Rambo: First Blood Part 2 has many layers and themes, never is anything quite as clear cut as, say, a Lundgren movie would be. We don’t just have Rambo combating a bunch of leftist Northies intent on proving the domino theory to be correct, we also have a nefarious bureaucracy. The chiefs are out to get want they want, regardless of anything else, the Kafkaesque administration, too absorbed in public relations to give a shit about Rambo, those POWs, or anyone else. There’s exposition on morality, altruistic selflessness (Rambo: “I’m expendable.”), utilitarian theory (the scene where Rambo discusses Bentham with his captors in-between torture sessions).

But let’s not lather Rambo: First Blood Part 2 in a lot of film school bollocks, we can talk about the phallic symbolism behind Rambo’s stab stick, but we all know, deep down in the cockles of our livers, that this is a love story through and through. However I’m not talking about a man’s love for his country, for that would just be a lot of patriotic, nonsensical bullshit, and to speak of it would be insulting for all of us. No, this is the deep personal love connection, an esoteric longing fought over the battlefields of mass society, the intense, tender adoration scarcely discovered on the plains of cinema produce. Yes, for this is everything Casablanca wanted to be.

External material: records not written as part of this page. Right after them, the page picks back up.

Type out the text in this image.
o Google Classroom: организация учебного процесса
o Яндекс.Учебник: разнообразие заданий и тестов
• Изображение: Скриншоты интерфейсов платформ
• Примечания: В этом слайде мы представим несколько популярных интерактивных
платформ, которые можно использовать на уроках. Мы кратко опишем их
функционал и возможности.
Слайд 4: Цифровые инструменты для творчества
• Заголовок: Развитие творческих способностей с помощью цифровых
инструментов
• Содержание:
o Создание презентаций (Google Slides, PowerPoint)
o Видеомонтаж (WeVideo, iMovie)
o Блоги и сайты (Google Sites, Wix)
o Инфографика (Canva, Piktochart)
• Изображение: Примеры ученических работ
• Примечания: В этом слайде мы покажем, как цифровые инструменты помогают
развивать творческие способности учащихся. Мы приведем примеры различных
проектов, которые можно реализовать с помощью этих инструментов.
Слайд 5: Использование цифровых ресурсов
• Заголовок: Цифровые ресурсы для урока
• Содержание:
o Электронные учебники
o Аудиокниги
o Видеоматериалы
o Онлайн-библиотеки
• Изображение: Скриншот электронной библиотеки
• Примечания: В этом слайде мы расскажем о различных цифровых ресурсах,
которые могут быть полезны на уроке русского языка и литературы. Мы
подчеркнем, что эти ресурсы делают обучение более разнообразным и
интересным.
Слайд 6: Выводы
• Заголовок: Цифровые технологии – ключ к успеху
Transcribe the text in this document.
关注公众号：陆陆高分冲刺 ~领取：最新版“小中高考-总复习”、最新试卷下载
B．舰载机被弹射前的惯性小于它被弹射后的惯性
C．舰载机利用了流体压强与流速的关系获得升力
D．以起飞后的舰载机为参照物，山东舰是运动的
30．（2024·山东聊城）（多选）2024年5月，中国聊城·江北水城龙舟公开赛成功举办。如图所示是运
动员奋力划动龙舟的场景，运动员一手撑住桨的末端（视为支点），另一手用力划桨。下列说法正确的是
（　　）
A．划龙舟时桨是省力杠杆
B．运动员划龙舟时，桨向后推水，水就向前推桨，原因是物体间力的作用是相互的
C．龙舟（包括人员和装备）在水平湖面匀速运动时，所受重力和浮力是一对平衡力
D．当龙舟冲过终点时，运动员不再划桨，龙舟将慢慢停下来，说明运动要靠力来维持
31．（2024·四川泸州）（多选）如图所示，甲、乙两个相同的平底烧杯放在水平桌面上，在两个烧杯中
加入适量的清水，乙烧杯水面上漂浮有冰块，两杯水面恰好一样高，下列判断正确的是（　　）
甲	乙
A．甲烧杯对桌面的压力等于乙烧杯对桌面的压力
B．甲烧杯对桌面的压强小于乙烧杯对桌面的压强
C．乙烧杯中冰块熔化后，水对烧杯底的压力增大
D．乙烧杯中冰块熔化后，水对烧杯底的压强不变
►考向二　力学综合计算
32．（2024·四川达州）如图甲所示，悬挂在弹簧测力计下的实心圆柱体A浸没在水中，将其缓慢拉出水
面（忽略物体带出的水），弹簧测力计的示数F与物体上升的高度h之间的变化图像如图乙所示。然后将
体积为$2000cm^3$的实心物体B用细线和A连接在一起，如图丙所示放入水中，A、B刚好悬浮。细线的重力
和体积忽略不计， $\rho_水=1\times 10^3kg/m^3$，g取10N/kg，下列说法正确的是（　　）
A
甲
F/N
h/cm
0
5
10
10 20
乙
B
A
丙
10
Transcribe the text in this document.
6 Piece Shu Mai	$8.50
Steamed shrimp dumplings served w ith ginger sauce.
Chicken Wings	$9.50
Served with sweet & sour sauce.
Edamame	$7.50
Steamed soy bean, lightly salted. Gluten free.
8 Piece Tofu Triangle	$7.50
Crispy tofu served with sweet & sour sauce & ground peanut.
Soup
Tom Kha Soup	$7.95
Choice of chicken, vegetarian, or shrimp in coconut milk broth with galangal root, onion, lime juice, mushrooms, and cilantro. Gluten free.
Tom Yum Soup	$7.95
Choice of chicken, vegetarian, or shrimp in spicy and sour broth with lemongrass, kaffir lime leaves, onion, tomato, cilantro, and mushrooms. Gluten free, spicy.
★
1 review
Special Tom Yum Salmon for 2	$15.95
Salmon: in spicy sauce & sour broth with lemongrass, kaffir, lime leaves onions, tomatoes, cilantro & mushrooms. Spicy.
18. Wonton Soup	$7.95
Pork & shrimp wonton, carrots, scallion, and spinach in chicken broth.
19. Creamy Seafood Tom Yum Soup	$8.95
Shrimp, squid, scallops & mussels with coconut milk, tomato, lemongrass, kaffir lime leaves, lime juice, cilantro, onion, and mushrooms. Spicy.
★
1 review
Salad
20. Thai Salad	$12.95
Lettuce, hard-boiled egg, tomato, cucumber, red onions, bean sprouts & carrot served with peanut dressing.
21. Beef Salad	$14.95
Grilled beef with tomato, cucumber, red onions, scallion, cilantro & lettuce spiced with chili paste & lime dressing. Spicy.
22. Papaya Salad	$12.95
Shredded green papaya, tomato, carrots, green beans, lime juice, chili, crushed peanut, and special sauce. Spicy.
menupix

The love arc begins when Rambo, upon jumping from a plane into the jungle, meets his precious lady, local freedom fighter Co Bao (played by Julia Nickson-Soul, yes the very same actress who had a cameo in season three of SeaQuest DSV). They share something special and unique; Rambo’s Clark Gable to Bao’s Vivien Leigh, only better cos’ Gable never blew up buildings and shot people between the gentle moments. Devotion was redefined following their all too short intimacy. The Bronte’s did not truly understand love and affection, how could they? For they died long before civilisation was to witness the epitome of the genuine reflection of that preoccupying emotion. The scene: Rambo had just actualised the bond between his soul-mate and he, and, like many couples (Lizzy and that Darcy chap pop to mind), they went out to a gun-fight to celebrate. Unfortunately a mischievous bullet went and bludgeoned our little Bao in the sternum, and she was dead forever. A distraught Rambo, in a fit of vitriolic fury, was forced to massacre her dirty murderers, during which he cried a flow of crystalline ambrosia straight from his sentimental, recondite personal Eros. It was powerful imagery.

Rambo: First Blood Part 2, like the planet we scamper on, is an object of many layers. The violence is the crust which forms the rim around which all else is contained. The authoritarian corruption is the mantle which acts as a porous intermediary on proceedings. And at the core it’s a story of two people, brought together under the ugly stage of conflict, who knew one another as few people have, who typified what is it to have a divine, diaphanously enriched connection, one that transcends life itself.

2 Comments:

Blogger Mat Brewster said...

There is none better writer upon the cinematic cheese than you sir Fleming. Brilliant again.

12:17 pm  
Anonymous Anonymous said...

i second mr brewster, this is sublime. long may the cheese-fest continue! i'm off to read this again.